Projects be stapled together with no dog-eared corners. 
     Unstapled projects will NOT be accepted. 
     All the names of the particpants must be on the projects. 
     Each member needs to fill out a group evaluation form each week. 
     The form is NOT stapled to the project but handed in separately

1. Find the points of intersection of the polar curves r = 1 + cos(theta)
and r= 3 cos(theta).

2. An ant crawls along the radius from the center to the edge of a
circular disk of radius 1 meter, moving at a constant rate of 1 cm/sec.
Meanwhile the disk is turning counterclockwise about its center at
1 revolution per second.
a. Parameterize the motion of the ant
b. Find the velocity and speed of the ant
c. Determine the acceleration and the magnitude of the acceleration
of the ant.

3. Is the point (-3, -4, 2) visible from the point (4, 5, 0) if there
is an opaque ball of radius 1 at the orgin?

4. Find parametric equations of the path of a red dot on a circle of radius
one as the circle rolls along the x-axis. Start the circle with the
red dot on the bottom and with the red dot at the origin. [Hint suppose
the cirle has rotated theta radians, where is the center? where is the
red point relative to the center? (hint: Vector addition)] 

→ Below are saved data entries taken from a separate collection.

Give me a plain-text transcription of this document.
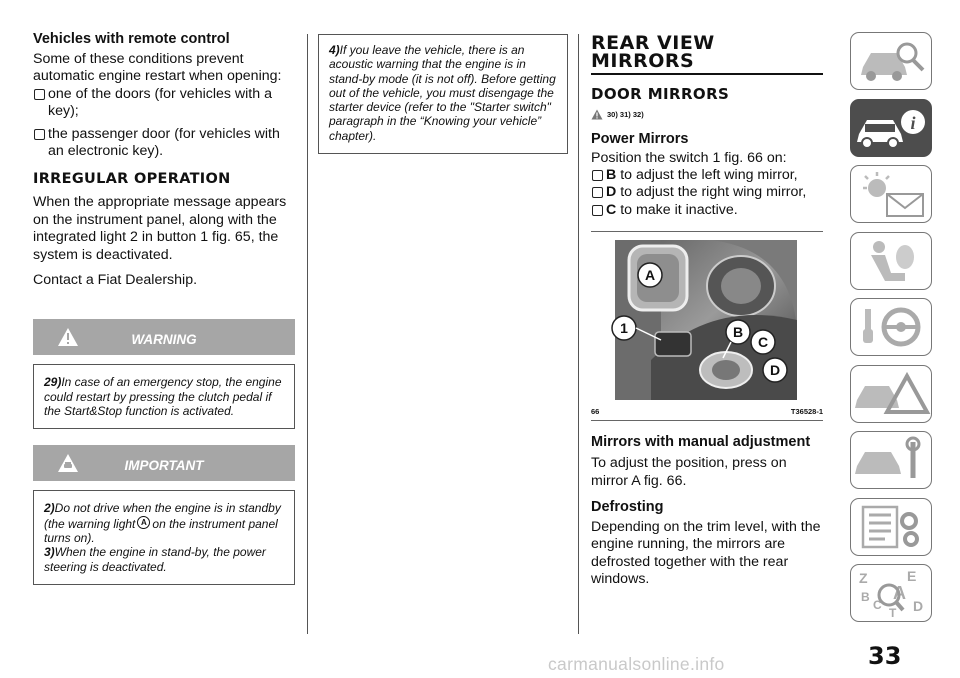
Vehicles with remote control

Some of these conditions prevent automatic engine restart when opening:

one of the doors (for vehicles with a key);

the passenger door (for vehicles with an electronic key).

IRREGULAR OPERATION

When the appropriate message appears on the instrument panel, along with the integrated light 2 in button 1 fig. 65, the system is deactivated.

Contact a Fiat Dealership.

WARNING

29)In case of an emergency stop, the engine could restart by pressing the clutch pedal if the Start&Stop function is activated.

IMPORTANT

2)Do not drive when the engine is in standby (the warning light A on the instrument panel turns on).

3)When the engine in stand-by, the power steering is deactivated.

4)If you leave the vehicle, there is an acoustic warning that the engine is in stand-by mode (it is not off). Before getting out of the vehicle, you must disengage the starter device (refer to the "Starter switch" paragraph in the “Knowing your vehicle” chapter).

REAR VIEW
MIRRORS
DOOR MIRRORS
30) 31) 32)

Power Mirrors

Position the switch 1 fig. 66 on:

B to adjust the left wing mirror,

D to adjust the right wing mirror,

C to make it inactive.

A
1	B
C
D
66	T36528-1

Mirrors with manual adjustment

To adjust the position, press on mirror A fig. 66.

Defrosting

Depending on the trim level, with the engine running, the mirrors are defrosted together with the rear windows.

i
Z	E
A
B
C
T D
33
carmanualsonline.info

5. The lines L1 and L2 are parallel and suppose the vectors u-hat = <a,b,c>
and v-hat = <c, d, e> are unit vectors, what is the distance between the lines.
L1: <x,y,z> = <0,0,0>+t<a,b,c>
L2: <x,y,z> = <c,d,e>+t<a,b,c>

[If u-hat = <1,0,0> and v-hat = <0,0,1> then the distance is 1.
If u-hat = <1,0,0> and v-hat = <-1,0,0> then the distance is 0.]